Sheldrake Lake is a man-made body of water located in the north-eastern section of New Rochelle in Westchester County, New York. It has a surface area of 25 acres and formerly served as the water supply for neighboring Larchmont village. The lake is the result of Larchmont Water Company Dam #2 on the Sheldrake River. The dam, constructed in 1935, is masonry with a height of 31 ft and a length of 1000 ft. The dam has a maximum discharge is 987 cuft per second and drains an area of 2.66 sqmi.

==History==
The value of the water power of the Sheldrake River was recognized at an early date, and its development was primarily due to the work of Quakers who lived in the north-eastern portion of New Rochelle. In 1754 Nehemiah Palmer appears to have been the founder of the mill and he erected a saw-mill at the site of the lake in 1754. He gave the mill to his grandson Drake Palmer, and ratified this early gift in his will dated 1760. In 1774 Drake Palmer sold the mill to his brother, Aaron Palmer, and a grist-mill was added to the site. Both mills remained in operation by various owners for over a century. In 1876, under the ownership of John T.Goodlife, the mill dam was improved to enlarge the area of the pond so as to develop its use in the ice industry. The various enterprises of the mills continued until they were ultimately sold to Charles H. Murray who promoted the sites use by the Larchmont Water Company.

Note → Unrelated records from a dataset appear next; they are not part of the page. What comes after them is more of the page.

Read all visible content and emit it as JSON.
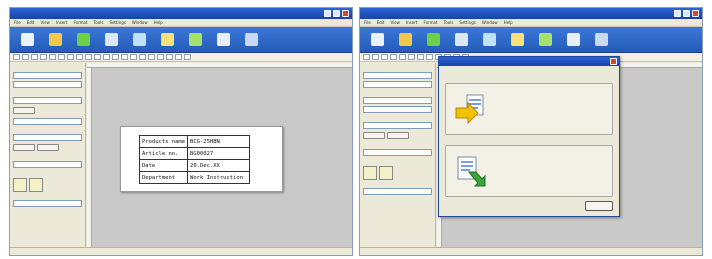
{
  "left_window": {
    "menu": [
      "File",
      "Edit",
      "View",
      "Insert",
      "Format",
      "Tools",
      "Settings",
      "Window",
      "Help"
    ],
    "toolbar": [
      {
        "icon": "new-icon",
        "color": "#e9f2ff"
      },
      {
        "icon": "open-icon",
        "color": "#f2c84b"
      },
      {
        "icon": "print-icon",
        "color": "#6fcf4d"
      },
      {
        "icon": "cut-icon",
        "color": "#dde6f5"
      },
      {
        "icon": "text-icon",
        "color": "#bfe0ff"
      },
      {
        "icon": "barcode-icon",
        "color": "#f7e27a"
      },
      {
        "icon": "image-icon",
        "color": "#a6e06f"
      },
      {
        "icon": "table-icon",
        "color": "#e8eefc"
      },
      {
        "icon": "database-icon",
        "color": "#c9d8f5"
      }
    ],
    "label_table": [
      {
        "key": "Products name",
        "value": "BCG-25HBN"
      },
      {
        "key": "Article no.",
        "value": "BG00027"
      },
      {
        "key": "Date",
        "value": "20.Dec.XX"
      },
      {
        "key": "Department",
        "value": "Work Instruction"
      }
    ]
  },
  "right_window": {
    "menu": [
      "File",
      "Edit",
      "View",
      "Insert",
      "Format",
      "Tools",
      "Settings",
      "Window",
      "Help"
    ]
  },
  "colors": {
    "titlebar": "#1743a8",
    "toolbar": "#245bb8",
    "canvas": "#c9c9c9",
    "dialog_bg": "#ece9d8",
    "close_button": "#d8472a"
  }
}
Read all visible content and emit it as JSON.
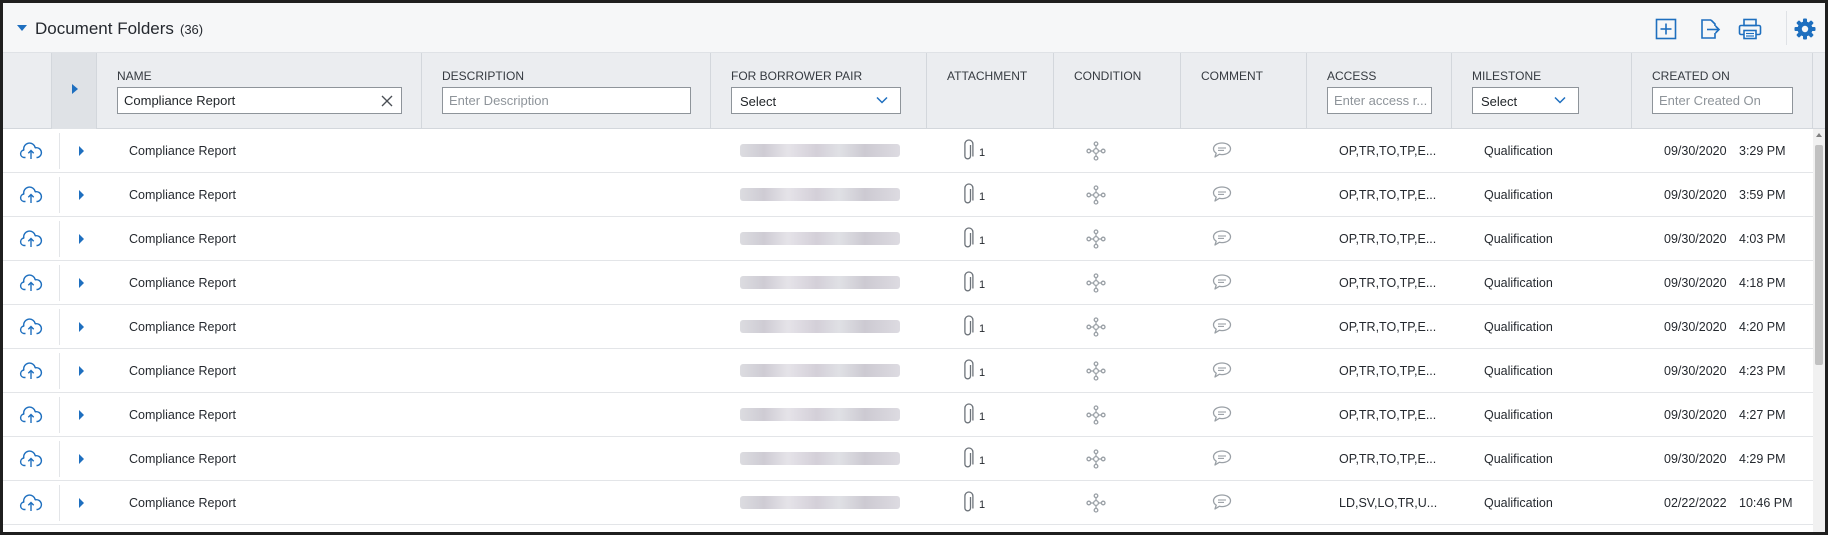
{
  "title_bar": {
    "title": "Document Folders",
    "count": "(36)",
    "icons": [
      "add-icon",
      "export-icon",
      "print-icon",
      "settings-icon"
    ]
  },
  "columns": {
    "name": {
      "label": "NAME",
      "value": "Compliance Report"
    },
    "description": {
      "label": "DESCRIPTION",
      "placeholder": "Enter Description"
    },
    "borrower_pair": {
      "label": "FOR BORROWER PAIR",
      "selected": "Select"
    },
    "attachment": {
      "label": "ATTACHMENT"
    },
    "condition": {
      "label": "CONDITION"
    },
    "comment": {
      "label": "COMMENT"
    },
    "access": {
      "label": "ACCESS",
      "placeholder": "Enter access r..."
    },
    "milestone": {
      "label": "MILESTONE",
      "selected": "Select"
    },
    "created_on": {
      "label": "CREATED ON",
      "placeholder": "Enter Created On"
    }
  },
  "rows": [
    {
      "name": "Compliance Report",
      "attachments": "1",
      "access": "OP,TR,TO,TP,E...",
      "milestone": "Qualification",
      "date": "09/30/2020",
      "time": "3:29 PM"
    },
    {
      "name": "Compliance Report",
      "attachments": "1",
      "access": "OP,TR,TO,TP,E...",
      "milestone": "Qualification",
      "date": "09/30/2020",
      "time": "3:59 PM"
    },
    {
      "name": "Compliance Report",
      "attachments": "1",
      "access": "OP,TR,TO,TP,E...",
      "milestone": "Qualification",
      "date": "09/30/2020",
      "time": "4:03 PM"
    },
    {
      "name": "Compliance Report",
      "attachments": "1",
      "access": "OP,TR,TO,TP,E...",
      "milestone": "Qualification",
      "date": "09/30/2020",
      "time": "4:18 PM"
    },
    {
      "name": "Compliance Report",
      "attachments": "1",
      "access": "OP,TR,TO,TP,E...",
      "milestone": "Qualification",
      "date": "09/30/2020",
      "time": "4:20 PM"
    },
    {
      "name": "Compliance Report",
      "attachments": "1",
      "access": "OP,TR,TO,TP,E...",
      "milestone": "Qualification",
      "date": "09/30/2020",
      "time": "4:23 PM"
    },
    {
      "name": "Compliance Report",
      "attachments": "1",
      "access": "OP,TR,TO,TP,E...",
      "milestone": "Qualification",
      "date": "09/30/2020",
      "time": "4:27 PM"
    },
    {
      "name": "Compliance Report",
      "attachments": "1",
      "access": "OP,TR,TO,TP,E...",
      "milestone": "Qualification",
      "date": "09/30/2020",
      "time": "4:29 PM"
    },
    {
      "name": "Compliance Report",
      "attachments": "1",
      "access": "LD,SV,LO,TR,U...",
      "milestone": "Qualification",
      "date": "02/22/2022",
      "time": "10:46 PM"
    }
  ],
  "colors": {
    "accent": "#1e6fbf",
    "header_bg": "#ebedf0",
    "icon_gray": "#8b9097"
  }
}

By the 1880s, Larchmont residents' wells had proved inadequate and a new source needed to be found. The company bought Goodliffe Pond and later added Sheldrake Pond, a small water body on the site of today's Sheldrake Lake. The company laid water pipes from Goodliffe Pond to Larchmont down a route that is now Murray Avenue. In 1889 the first piped Sheldrake River water began to flow into Larchmont Manor. In 1893 the water company bought lands surrounding Sheldrake Pond from several owners, and obtained the right to raise the water level of the pond by 24.3 feet. In 1897, excavation began around Sheldrake Pond to enlarge its capacity. In 1900, expert stonemasons from Italy began construction on the big Upper Dam and spillway, which was completed by 1903.

==Watershed==
The Sheldrake River drains a watershed whose upstream portions cover parts of Scarsdale and New Rochelle. The river supplies both Sheldrake Lake, and the smaller Goodliffe Pond to its east. It then flows under Weaver Street, and through Mamaroneck Town before ultimately joining the larger Mamaroneck River which empties into Mamaroneck Harbor and Long Island Sound.

==Conservancy==
Today the lake is part of a 60-acre conservancy, permanently protected from development. It is an important resource for the neighboring communities which offers a unique wildlife habitat and a zone for nature-related study and recreation. Wildlife at the lake includes ducks and Canada geese.